Montag, 9. Juli 2012

Wuhan... my very first time in China

Gut, ich weiß es ist nicht die beste Art einen Blog damit zu starten, dass der erste Post zwei Wochen Verspätung hat. Was kann ich zu meiner Entschuldigung sagen? Ich hatte kein Internet – und eigentlich habe ich immer noch keines, aber das ist momentan Nebensache.
Inzwischen ist es der 14. Tag seit ich von zu Hause weggeflogen bin, und irgendwie kann ich es immer noch nicht ganz fassen. 14 Tage klingen in meinen Ohren circa so glaubhaft wie „Sieh mal, Gerard Way ist gerade an uns vorbeigegangen!“ Sprich, gar nicht.

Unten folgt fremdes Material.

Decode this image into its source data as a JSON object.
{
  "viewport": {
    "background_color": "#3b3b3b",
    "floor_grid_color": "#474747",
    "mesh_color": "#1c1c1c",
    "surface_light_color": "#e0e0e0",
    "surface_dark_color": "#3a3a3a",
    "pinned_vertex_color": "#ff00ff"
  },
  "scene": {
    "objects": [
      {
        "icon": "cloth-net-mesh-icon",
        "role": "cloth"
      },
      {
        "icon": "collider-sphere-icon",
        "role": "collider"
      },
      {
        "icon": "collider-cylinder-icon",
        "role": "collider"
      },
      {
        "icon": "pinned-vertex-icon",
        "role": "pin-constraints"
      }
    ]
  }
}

Aber das heißt nicht, dass ich diese zwei Wochen (!) nicht genossen hätte. Im Gegenteil. Es ist unglaublich, wunderschön und manchmal wirklich total verrückt.

Und trotzdem hab ich gerade wirklich gar keine Ahnung, was ich euch allen erzählen möchte. Nicht, dass es nichts zu erzählen gäbe, ich hab in den letzten zwei Wochen mehr erlebt als davor in meinem halben Leben, ich habe 93 Seiten Tagebuch geschrieben – ihr kennt mich ja, ich hab’s irgendwie mit der Schreiblänge – und bin gerade bei „little fact number 90“angekommen, also in nicht ganz zwei Wochen schon 90 Kleinigkeiten, die mir an China und den Chinesen aufgefallen sind. Ich kann mich also wirklich nicht darüber beklagen, dass ich nichts zu erzählen hätte. Aber momentan weiß ich nicht ganz, was ich euch erzählen möchte, denn nicht alle 90 Fakten und nicht alle 93 Seiten Tagebuch sind für jeden besonders interessant…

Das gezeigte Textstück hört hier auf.